Each year consumers spend more time and more money online. The web is becoming completely integrated into our lives. Social connections are being made, conversations with companies taking place, relationships nurtured, whole wardrobes collected, news consumed and holidays are planned using the web. This adoption and widespread use of the web in all parts of our lives results in more fragmented online consumer behavior. This makes it increasingly harder to provide an objective overview of the online behavior of consumers.
To give detailed insights into the online behavior of consumers in a mature digital market we tracked the digital lives of more than 10.000 Dutch Consumers using our proprietary audience measurement technology. And here’s a short overview of some of the findings.
The Big Three dominate
Consumers spent approx. 60% of their time on The Big Three, which consist out of Social Networks, E-mail, and Search. This is followed by the trio of Shopping, News and Games. When looking at the total amount of visits per category we see a rearrangement of the Big Three and a more evenly distributed playing field. Search is most frequently visited (18,2%), followed by E-mail (11,8) and Social Networks (11,4%). Looking at the consumers behavior this is very logical. People tend to search quite frequently, but quickly. Social networks, however, have a different footprint. The volume is a bit lower, but consumers spend high amounts of time on them.
More time spend on Facebook than any other social network
What will come to know surprise to all of us is that Facebook is the nr. 1 social network in The Netherlands. It should be noted however that this is only since halfway 2011. Before that a popular local social network, Hyves, was in control. When looking at engagement (time on site, avg. pageviews per visit) it clearly shows that Facebook is in the lead. A quite interesting finding is that people, even though it just recently launched, spend more time per visit on Google+ compared to Twitter. The bite-sized content of Twitter definitely contributes to this. Another fascinating insight is that women are more engaged with social networks compared to men. More women spend more time on site and view more pages per visit compared to their male counterparts.

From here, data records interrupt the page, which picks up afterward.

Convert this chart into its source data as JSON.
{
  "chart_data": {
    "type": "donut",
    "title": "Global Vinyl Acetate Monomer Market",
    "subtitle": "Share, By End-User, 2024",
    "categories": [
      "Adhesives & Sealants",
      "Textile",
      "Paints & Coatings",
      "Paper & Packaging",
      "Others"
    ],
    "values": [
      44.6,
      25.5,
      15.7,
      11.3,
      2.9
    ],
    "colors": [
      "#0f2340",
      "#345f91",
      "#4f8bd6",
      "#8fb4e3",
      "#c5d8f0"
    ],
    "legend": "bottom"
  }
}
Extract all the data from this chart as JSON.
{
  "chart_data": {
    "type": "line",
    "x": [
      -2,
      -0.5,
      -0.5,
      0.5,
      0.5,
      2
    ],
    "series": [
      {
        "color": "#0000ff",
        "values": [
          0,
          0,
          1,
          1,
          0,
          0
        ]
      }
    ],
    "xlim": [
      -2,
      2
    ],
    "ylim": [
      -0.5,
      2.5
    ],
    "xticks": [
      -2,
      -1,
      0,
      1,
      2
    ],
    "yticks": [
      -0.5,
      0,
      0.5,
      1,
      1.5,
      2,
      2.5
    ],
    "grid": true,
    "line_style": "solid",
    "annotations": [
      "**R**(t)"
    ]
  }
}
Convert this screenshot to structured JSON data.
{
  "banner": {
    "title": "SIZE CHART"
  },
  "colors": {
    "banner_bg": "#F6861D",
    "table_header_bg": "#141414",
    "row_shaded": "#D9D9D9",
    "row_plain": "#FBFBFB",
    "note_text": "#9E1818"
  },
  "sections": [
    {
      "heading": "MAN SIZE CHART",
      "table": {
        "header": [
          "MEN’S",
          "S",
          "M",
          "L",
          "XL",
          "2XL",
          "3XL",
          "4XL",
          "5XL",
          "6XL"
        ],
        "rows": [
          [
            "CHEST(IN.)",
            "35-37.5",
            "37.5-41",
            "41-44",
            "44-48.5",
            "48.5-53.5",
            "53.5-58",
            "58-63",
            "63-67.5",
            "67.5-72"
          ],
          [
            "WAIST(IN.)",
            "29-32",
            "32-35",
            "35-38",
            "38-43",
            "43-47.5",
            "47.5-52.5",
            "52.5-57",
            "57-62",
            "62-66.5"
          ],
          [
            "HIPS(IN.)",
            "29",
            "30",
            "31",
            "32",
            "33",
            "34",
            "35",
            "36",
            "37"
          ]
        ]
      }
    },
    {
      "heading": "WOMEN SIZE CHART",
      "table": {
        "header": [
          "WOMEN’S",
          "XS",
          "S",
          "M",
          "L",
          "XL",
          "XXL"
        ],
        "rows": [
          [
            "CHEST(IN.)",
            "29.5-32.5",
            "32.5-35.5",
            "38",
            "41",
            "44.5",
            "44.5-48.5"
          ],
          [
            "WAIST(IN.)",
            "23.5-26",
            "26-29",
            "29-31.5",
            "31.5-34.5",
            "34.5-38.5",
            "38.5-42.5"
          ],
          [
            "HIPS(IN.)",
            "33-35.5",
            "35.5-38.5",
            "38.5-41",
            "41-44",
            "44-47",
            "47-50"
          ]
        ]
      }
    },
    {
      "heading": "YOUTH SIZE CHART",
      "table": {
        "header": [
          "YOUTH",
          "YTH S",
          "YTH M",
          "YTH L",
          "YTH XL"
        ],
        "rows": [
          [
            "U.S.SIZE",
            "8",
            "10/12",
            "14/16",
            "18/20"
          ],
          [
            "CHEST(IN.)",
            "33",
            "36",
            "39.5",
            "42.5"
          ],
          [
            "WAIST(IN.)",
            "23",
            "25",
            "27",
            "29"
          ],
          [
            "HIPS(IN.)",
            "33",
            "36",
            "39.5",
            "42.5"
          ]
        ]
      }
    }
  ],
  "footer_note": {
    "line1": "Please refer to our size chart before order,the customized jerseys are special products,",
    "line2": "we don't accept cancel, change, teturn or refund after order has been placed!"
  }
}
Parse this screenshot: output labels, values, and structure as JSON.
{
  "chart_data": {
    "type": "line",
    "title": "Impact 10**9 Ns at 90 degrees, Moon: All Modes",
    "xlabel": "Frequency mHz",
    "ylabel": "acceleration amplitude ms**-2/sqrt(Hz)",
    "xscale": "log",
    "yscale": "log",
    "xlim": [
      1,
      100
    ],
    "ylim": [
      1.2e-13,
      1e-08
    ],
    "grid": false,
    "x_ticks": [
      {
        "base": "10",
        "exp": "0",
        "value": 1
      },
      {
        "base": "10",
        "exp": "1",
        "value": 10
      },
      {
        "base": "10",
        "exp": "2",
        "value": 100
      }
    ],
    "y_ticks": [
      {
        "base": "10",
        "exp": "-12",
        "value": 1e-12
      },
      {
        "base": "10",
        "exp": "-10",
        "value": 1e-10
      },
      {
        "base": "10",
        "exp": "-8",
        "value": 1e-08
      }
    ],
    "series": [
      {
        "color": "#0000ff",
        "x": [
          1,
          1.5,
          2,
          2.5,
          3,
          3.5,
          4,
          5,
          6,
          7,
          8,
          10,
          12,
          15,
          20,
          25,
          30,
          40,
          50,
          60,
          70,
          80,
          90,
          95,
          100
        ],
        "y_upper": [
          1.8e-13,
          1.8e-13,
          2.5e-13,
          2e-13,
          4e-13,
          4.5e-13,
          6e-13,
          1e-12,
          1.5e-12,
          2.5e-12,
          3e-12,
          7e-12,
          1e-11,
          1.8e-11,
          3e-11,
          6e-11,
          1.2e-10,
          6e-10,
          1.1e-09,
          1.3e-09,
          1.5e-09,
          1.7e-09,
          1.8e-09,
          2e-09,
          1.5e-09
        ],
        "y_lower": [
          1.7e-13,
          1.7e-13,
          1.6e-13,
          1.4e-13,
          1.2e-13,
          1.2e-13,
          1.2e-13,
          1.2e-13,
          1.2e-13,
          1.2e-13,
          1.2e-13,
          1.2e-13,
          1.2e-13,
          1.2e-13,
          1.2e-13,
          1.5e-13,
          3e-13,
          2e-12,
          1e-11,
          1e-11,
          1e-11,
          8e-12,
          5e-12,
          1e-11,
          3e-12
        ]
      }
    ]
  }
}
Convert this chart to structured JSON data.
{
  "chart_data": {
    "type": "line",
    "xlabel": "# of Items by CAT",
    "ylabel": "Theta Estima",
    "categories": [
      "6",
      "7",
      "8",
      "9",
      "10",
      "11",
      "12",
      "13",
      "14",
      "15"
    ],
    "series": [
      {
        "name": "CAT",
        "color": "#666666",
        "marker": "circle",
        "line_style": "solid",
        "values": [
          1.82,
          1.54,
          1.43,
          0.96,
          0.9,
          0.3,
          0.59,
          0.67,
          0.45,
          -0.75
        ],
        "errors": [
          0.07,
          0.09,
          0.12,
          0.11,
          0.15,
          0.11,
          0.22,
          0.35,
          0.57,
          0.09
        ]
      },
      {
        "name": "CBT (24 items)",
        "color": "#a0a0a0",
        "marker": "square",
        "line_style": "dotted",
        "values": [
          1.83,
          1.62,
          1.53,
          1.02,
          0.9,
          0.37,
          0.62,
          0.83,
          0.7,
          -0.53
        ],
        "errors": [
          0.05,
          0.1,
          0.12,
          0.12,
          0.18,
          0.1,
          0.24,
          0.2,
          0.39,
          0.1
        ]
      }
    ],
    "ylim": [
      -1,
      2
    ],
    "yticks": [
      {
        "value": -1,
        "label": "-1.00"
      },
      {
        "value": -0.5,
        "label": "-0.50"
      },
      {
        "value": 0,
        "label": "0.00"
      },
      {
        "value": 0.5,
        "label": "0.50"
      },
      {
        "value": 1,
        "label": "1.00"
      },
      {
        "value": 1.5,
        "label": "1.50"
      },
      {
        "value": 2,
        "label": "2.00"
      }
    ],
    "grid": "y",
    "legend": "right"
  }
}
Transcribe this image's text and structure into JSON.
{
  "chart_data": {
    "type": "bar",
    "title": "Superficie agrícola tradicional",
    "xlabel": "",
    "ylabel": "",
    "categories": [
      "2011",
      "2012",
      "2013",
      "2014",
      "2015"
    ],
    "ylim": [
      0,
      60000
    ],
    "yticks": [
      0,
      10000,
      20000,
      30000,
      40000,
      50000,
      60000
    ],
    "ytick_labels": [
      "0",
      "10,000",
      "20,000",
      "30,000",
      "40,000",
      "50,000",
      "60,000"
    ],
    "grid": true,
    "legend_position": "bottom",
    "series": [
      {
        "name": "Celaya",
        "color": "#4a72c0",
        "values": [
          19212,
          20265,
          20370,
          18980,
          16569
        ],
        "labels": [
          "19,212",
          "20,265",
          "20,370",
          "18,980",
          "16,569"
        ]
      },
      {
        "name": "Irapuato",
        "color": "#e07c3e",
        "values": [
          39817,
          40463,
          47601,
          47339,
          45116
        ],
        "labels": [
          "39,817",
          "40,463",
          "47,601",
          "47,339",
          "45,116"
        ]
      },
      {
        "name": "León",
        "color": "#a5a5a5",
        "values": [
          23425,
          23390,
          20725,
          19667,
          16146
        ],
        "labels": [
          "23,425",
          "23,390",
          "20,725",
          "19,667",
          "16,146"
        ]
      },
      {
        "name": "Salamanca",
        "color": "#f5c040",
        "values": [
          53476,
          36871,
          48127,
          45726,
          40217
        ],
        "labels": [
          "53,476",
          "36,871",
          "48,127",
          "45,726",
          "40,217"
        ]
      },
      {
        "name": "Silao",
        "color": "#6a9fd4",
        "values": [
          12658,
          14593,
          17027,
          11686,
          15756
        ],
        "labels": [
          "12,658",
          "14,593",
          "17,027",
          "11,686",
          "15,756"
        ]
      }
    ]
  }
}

Google absent in Social, but dominates Search
After the initial introduction of Google+ there was a huge spike in traffic. However after the big rise, there was a great drop off and traffic reached a mere 2% penetration in our panel. Also when looking at the characteristics of the visits it clearly doesn’t the levels of engagement other platforms are providing.
What Google lack in social, it makes up in Search. Google absolutely dominates the search market in The Netherlands. It accounts for 95,8% of the search volume. Other competitors are near non-existing. Bing follows as a very distant with share of 2,4%, Ask.com 1,6% and Yahoo comes in forth with a meager 0,2%. The adoption of the additional services of Google (e.g. Maps, Mail) shows a classic long tail. While Maps and Mail are often visited during the week, the other services (Docs, News, Calendar, Video, Plus) lack any real traction.
Implications for Research in the Mobile World
This report tells about 90% of the story. And this will only steadily decrease in the near future. Why? Of course because the continuous rise of mobile usage by consumers. As outlined in the introduction this perfectly fits into the information snacking behavior consumers nowadays display. Moving back and forth between devices during different stages of the buying process.
The most important implication for research would be that we must move to an integrated multi-channel research approach. Not focussing on separate devices but on integrated multi-channel customer behavior. The consumer moves freely, quickly and seamlessly on multiple devices through cyberspace. They’re no longer bounded to specific platform for his or her journey. We shouldn’t be either in research.
About the study
These insights are part of a more extensive report (available for free in PDF format) called ‘State of the Web’. This elaborates on the behavior of consumers in specific categories such as Social Networks, Search, and Shopping. With our unique passive audience measurement technology we tracked the digital lives in 2011 of a representative panel which consists of approx. 10.000 Dutch consumers. We collected tens of gigabytes of data, which was used as input for the report.